Cool as a Scaups bill

Sometimes you just get lucky.
There's really no explanation for it, nor evidence on "WHY" I deserve it, but somebody upstairs must have been looking out for me, or thought I deserved a break.
My buddy Randy and I were chatting about the upcoming Wisconsin waterfowl season, and how excited I was to actually get after the divers that frequent Green Bay from about mid October until freeze up. Randy said "you know what, i had a buddy from Pennsylvania who gave me a bunch of Bluebill dekes back before I got married,(which I think equates to at least 15 years ago) I have no idea the maker and their condition is probably terrible, but you can have em if you want." I told him about my idea to flip at least three dozen of my old diver to old squaw, ("longtail duck" if your a politically correct puke) and that it would be much appreciated.

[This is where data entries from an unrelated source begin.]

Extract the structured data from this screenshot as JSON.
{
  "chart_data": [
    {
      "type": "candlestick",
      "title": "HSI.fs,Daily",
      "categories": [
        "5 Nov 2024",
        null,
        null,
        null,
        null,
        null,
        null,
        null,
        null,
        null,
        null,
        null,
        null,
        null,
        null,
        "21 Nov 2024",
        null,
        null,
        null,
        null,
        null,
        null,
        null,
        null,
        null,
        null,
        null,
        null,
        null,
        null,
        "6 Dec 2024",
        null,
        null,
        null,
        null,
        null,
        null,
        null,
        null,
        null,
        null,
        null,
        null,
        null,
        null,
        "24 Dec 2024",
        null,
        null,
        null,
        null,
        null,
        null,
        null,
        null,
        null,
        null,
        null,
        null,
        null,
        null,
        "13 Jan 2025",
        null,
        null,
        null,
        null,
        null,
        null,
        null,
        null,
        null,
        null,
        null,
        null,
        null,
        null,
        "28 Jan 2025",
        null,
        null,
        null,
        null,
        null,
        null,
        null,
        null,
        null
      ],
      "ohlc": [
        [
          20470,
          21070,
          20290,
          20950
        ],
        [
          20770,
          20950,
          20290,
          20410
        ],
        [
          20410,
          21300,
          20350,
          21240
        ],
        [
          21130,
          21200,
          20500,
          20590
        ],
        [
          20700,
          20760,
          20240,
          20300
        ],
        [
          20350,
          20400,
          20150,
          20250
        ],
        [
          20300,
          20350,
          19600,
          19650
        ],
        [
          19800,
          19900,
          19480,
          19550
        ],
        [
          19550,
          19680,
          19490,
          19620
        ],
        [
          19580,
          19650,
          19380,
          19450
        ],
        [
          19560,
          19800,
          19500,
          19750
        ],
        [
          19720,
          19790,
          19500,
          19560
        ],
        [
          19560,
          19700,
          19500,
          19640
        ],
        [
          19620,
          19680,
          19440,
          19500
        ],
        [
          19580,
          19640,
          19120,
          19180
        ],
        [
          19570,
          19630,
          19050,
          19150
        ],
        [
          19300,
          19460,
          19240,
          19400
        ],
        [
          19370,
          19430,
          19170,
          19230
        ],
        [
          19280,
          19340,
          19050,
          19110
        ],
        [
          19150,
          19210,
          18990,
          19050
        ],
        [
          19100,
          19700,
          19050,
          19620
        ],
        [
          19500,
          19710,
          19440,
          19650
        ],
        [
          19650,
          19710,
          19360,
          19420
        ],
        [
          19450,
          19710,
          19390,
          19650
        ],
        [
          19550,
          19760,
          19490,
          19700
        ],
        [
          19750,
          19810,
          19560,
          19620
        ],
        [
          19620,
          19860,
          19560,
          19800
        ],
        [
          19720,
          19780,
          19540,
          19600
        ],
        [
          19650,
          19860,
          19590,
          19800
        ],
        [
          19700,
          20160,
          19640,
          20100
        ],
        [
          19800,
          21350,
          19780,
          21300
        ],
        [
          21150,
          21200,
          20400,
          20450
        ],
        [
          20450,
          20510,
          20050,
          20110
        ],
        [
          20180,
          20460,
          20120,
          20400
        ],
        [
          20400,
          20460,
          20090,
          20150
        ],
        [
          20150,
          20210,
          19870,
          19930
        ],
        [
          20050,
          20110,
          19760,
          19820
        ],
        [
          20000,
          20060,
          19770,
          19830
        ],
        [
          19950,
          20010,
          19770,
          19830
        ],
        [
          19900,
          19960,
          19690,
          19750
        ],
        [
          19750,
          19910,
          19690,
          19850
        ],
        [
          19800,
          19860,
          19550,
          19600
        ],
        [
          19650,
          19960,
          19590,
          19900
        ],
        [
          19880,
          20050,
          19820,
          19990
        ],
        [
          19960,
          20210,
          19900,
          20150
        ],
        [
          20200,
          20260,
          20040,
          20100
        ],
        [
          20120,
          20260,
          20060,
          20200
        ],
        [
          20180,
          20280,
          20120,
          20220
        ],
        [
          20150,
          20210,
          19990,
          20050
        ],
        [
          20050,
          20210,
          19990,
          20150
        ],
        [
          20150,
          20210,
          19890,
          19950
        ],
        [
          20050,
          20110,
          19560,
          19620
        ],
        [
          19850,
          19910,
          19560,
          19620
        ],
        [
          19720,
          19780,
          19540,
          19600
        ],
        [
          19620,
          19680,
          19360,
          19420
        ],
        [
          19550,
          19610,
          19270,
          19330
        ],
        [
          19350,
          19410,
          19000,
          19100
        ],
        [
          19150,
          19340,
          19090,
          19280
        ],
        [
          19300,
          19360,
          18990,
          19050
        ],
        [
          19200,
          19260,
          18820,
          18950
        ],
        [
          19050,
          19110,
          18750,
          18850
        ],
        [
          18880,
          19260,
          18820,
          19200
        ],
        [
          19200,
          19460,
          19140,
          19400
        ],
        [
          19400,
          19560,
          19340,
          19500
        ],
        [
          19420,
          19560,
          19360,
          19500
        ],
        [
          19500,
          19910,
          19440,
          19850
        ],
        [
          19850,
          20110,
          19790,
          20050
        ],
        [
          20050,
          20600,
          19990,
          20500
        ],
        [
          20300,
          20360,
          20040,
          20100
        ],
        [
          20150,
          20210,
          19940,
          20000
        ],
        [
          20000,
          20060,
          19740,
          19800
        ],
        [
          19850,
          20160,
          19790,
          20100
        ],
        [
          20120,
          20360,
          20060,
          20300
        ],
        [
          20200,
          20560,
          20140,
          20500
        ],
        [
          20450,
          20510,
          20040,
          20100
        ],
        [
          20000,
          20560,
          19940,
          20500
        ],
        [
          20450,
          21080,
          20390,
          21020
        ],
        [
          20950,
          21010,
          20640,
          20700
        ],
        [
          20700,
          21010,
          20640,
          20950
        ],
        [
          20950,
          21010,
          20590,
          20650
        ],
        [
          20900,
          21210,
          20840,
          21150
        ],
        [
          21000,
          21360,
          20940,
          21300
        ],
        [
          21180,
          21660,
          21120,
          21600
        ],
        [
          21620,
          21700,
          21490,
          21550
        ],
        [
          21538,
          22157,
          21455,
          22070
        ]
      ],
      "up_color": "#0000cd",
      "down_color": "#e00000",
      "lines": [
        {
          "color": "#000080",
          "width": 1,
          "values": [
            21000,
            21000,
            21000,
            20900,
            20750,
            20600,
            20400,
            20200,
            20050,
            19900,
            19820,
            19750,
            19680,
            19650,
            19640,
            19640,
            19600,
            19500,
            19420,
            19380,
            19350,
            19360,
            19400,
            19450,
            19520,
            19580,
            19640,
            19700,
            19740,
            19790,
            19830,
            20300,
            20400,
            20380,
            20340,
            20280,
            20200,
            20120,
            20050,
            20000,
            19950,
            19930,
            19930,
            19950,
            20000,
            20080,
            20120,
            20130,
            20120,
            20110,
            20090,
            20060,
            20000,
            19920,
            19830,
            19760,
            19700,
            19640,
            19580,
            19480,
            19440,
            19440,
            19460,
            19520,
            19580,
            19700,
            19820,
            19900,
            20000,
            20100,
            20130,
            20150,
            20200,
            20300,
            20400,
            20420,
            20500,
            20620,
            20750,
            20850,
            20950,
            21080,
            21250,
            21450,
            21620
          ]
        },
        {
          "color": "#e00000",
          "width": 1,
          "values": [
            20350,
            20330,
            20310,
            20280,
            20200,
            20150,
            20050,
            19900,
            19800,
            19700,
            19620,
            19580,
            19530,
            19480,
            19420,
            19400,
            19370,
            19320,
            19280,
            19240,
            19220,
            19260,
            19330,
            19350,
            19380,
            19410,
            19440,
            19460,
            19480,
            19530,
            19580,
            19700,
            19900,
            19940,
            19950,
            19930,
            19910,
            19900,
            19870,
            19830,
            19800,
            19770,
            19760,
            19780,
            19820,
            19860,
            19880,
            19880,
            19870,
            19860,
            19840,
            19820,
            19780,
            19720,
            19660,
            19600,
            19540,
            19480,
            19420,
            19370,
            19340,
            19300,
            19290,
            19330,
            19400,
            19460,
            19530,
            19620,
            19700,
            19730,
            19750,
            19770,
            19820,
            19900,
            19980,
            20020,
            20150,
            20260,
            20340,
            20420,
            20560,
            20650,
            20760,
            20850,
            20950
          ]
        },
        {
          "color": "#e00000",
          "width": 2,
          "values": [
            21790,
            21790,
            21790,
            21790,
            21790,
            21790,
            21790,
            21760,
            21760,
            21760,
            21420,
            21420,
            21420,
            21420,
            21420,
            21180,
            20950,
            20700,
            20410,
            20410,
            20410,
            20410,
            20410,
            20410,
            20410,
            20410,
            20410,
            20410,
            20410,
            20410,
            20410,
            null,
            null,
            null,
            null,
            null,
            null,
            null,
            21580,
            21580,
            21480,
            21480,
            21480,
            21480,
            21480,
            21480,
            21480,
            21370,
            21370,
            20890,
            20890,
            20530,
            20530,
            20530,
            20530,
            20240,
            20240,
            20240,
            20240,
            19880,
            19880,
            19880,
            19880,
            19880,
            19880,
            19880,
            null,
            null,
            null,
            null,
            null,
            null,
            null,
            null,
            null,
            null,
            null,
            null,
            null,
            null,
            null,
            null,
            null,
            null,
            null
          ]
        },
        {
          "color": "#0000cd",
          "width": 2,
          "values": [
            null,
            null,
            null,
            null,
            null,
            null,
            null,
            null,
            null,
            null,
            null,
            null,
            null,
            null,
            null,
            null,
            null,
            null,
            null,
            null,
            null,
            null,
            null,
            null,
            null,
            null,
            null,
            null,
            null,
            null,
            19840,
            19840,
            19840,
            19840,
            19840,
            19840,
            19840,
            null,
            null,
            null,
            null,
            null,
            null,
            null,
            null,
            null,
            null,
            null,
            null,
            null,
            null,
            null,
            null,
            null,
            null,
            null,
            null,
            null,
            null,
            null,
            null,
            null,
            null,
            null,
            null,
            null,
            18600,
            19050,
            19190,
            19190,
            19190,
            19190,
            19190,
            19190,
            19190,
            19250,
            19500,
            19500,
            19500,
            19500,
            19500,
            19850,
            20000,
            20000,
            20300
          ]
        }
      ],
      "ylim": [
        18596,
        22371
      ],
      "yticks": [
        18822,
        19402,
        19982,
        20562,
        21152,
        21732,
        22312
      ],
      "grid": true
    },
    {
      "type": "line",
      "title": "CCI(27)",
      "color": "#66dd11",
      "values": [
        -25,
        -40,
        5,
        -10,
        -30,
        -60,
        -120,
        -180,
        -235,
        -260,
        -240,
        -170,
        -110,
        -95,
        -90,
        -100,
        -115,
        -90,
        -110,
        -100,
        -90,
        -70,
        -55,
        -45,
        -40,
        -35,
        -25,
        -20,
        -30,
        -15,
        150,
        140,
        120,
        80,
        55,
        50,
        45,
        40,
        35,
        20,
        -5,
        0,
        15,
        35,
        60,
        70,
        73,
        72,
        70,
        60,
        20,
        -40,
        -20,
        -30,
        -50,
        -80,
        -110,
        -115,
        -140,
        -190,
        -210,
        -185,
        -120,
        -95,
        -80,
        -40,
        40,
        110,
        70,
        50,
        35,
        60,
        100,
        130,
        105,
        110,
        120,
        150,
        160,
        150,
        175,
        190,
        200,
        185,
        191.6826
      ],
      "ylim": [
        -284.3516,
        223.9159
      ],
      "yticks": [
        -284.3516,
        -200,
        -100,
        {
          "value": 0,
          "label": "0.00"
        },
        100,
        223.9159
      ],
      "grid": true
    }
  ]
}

As every good military man should be, he was right on time with his delivery to my house, and my already grateful demeanor turned to outright shock.These weren't just Herters old foam decoys, these were homemade, and no expense was spared in their assembly.
Sporting such luxurious features as real glass eyes, wooden keels with weights attached to them, and the vast majority of them having what I can only describe as some sort of restle type coat on them, my plans immediately changed.
There was no way I could crucify all the hard work some guy on lake Erie (we later found the origin of the original maker and owner) by turning these birds to some dumb sea duck. These were going to remain bluebills, and I was going to give them a little makeover. thanks to my buddy Mark at Parker paints,  i loaded them up with Uvision white (ultraviolet), some flat back, and a plethora of greys found in the lesser and greater Scaup.
the neatest thing about these dekes is the pellet holes and pellets that still reside in some of them.  No doubt from the days when lead shot was the norm , and and the gold standard.
I'm proud to add another chapter in the long lives of these blocks, man the stories they could tell, and maybe someday will, when I pass them on.